A non-disclosure agreement (NDA), also known as a confidentiality agreement, confidential disclosure agreement (CDA), proprietary information agreement (PIA), or secrecy agreement, is a legal contract between at least two parties that outlines confidential material, knowledge, or information that the parties wish to share with one another for certain purposes, but to which they wish to restrict access by third parties. It is a contract through which the parties agree not to disclose information covered by the agreement. An NDA creates a confidential relationship between the parties to protect any type of confidential and proprietary information or trade secrets.
A non-disclosure agreement can protect any type of information that is not generally known.

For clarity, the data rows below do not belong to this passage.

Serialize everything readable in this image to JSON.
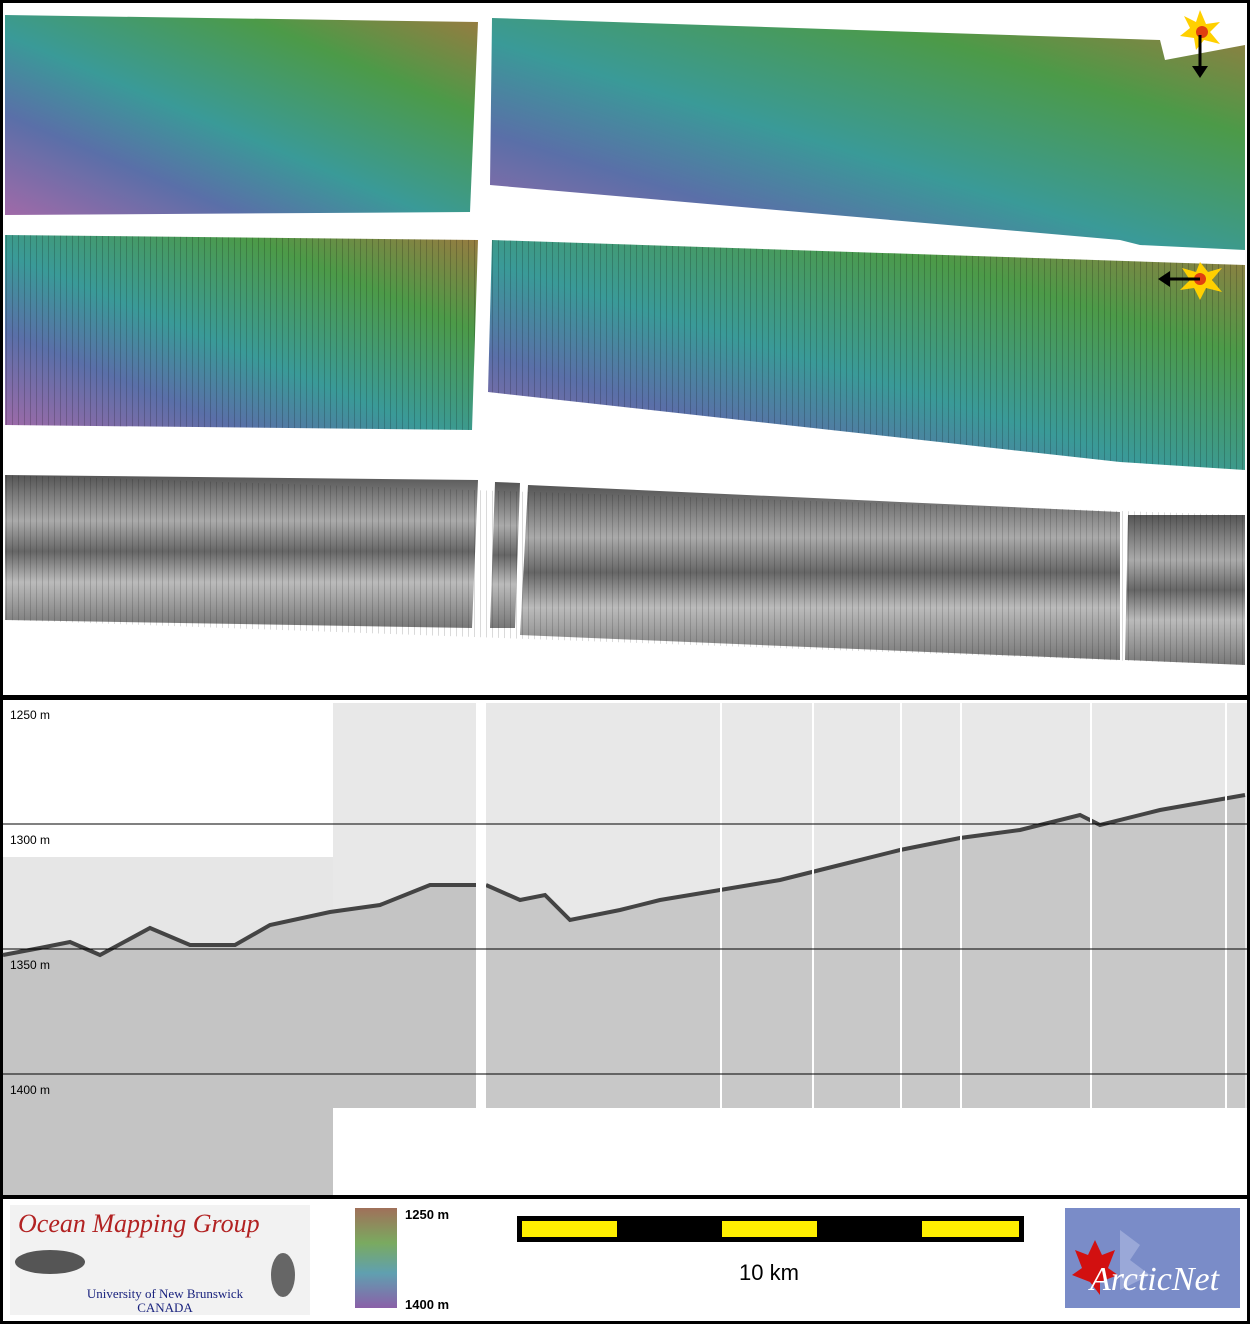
{
  "profile": {
    "depth_labels": [
      "1250 m",
      "1300 m",
      "1350 m",
      "1400 m"
    ]
  },
  "footer": {
    "logo_left": {
      "title": "Ocean Mapping Group",
      "line1": "University of New Brunswick",
      "line2": "CANADA"
    },
    "colorbar": {
      "top_label": "1250 m",
      "bottom_label": "1400 m"
    },
    "scale_bar": {
      "label": "10 km"
    },
    "logo_right": {
      "title": "ArcticNet"
    }
  }
}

Some common issues addressed in an NDA include:
- outlining the parties to the agreement
- the definition of what is confidential, i.e. the information to be held confidential. NDAs will typically include a laundry-list of types of items which are covered, including unpublished patent applications, know-how, financial information, verbal representations, customer lists, vendor lists, business practices/strategies, etc
- the disclosure period - information not disclosed during the disclosure period (e.g., one year after the date of the NDA) is not deemed confidential
- the exclusions from what must be kept confidential. Typically, the restrictions on the disclosure or use of the confidential data will be invalid if
- the recipient had prior knowledge of the materials
- the recipient gained subsequent knowledge of the materials from another source
- the materials are generally available to the public
- provisions restricting the transfer of data
- the term (in years) of the confidentiality, i.e. the time period of confidentiality
- the term (in years) the agreement is binding
- the obligations of the recipient regarding the confidential information, typically including some version of obligations
- to use the information only for agreed purposes
- to disclose it only to persons with a need to know the information for those purposes
- to use appropriate efforts (not less than reasonable efforts) to keep the information secure. Reasonable efforts is often defined as a
- standard of care relating to confidential information that is no less rigorous than that which the recipient uses to keep its own similar information secure
- to ensure that anyone to whom the information is disclosed further abides by obligations restricting use, restricting disclosure, and ensuring security at least as protective as the agreement
- types of permissible disclosure - such as those required by law or court order. Many NDAs require the receiving party to give the disclosing party prompt notice of any efforts to obtain such disclosure, and possibly to cooperate with any attempt by the disclosing party to seek judicial protection for the relevant confidential information).